Existen tres tipos de DPP que las mujeres pueden tener después de parir:

Los baby blues son padecidos por muchas mujeres en los días inmediatamente después de parir. Una nueva madre puede tener súbitos cambios en el estado de ánimo, como sentirse muy feliz y de repente sentirse muy triste. Tal vez llore sin una razón y se sienta impaciente, irritable, inquieta, ansiosa, sola y triste. Los baby blues pueden durar sólo unas horas o hasta 1 a 2 semanas después del parto. Los baby blues no siempre requieren de tratamiento. A menudo, ayuda hablar con otras madres.
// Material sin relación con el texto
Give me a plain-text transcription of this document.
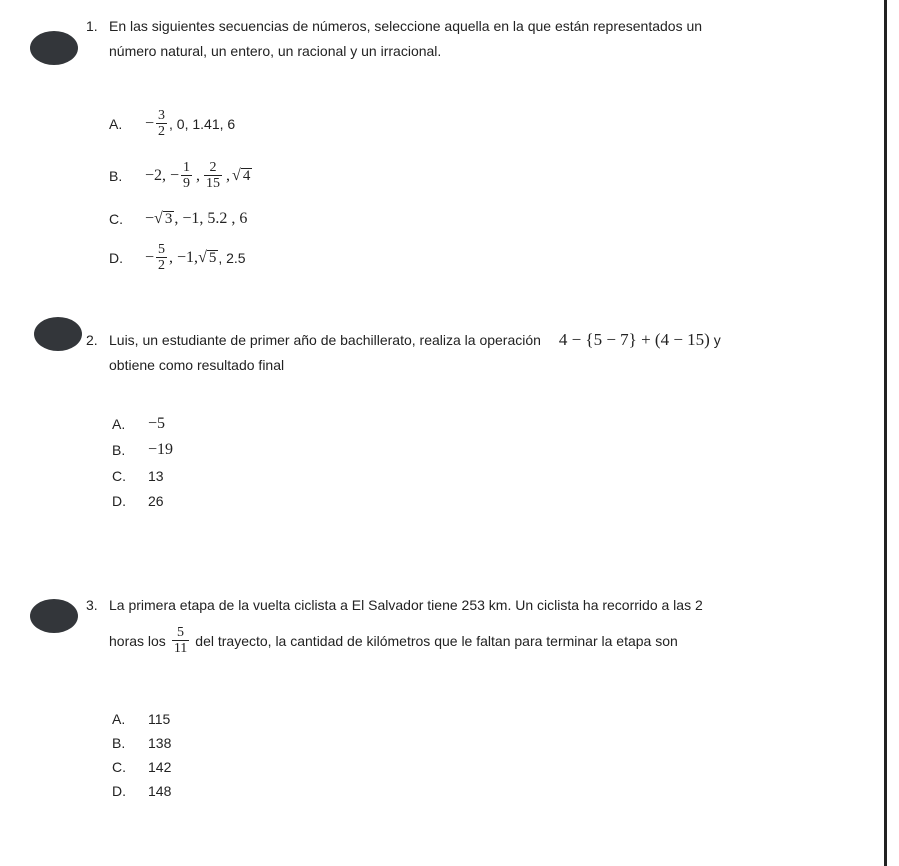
1. En las siguientes secuencias de números, seleccione aquella en la que están representados un
número natural, un entero, un racional y un irracional.
A.	− $\frac{3}{2}$ , 0, 1.41, 6
B.	−2, − $\frac{1}{9}$ , $\frac{2}{15}$ , √ 4
C.	− √ 3 , −1, 5.2 , 6
D.	− $\frac{5}{2}$ , −1, √ 5 , 2.5
2. Luis, un estudiante de primer año de bachillerato, realiza la operación 4 − {5 − 7} + (4 − 15) y
obtiene como resultado final
A.	−5
B.	−19
C.	13
D.	26
3. La primera etapa de la vuelta ciclista a El Salvador tiene 253 km. Un ciclista ha recorrido a las 2
horas los $\frac{5}{11}$ del trayecto, la cantidad de kilómetros que le faltan para terminar la etapa son
A.	115
B.	138
C.	142
D.	148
La depresión posparto (DPP) puede suceder unos días o incluso meses después del parto. La DPP puede ocurrir después del nacimiento de cualquier hijo, no sólo del primero. Una mujer puede tener sentimientos similares a los que se experimentan con la condición baby blues – tristeza, desesperanza, ansiedad, irritabilidad – pero los siente con mucho más intensidad. La DPP a menudo evita que la mujer haga las cosas que necesita hacer diariamente. Cuando la capacidad de una mujer para realizar sus tareas resulta afectada, esto es una señal segura de que necesita cuidado médico de inmediato. Si no recibe tratamiento para su DPP, los síntomas pueden empeorar y durar hasta 1 año. Aunque la DPP es una condición seria, puede ser tratada con medicamentos y asesoramiento.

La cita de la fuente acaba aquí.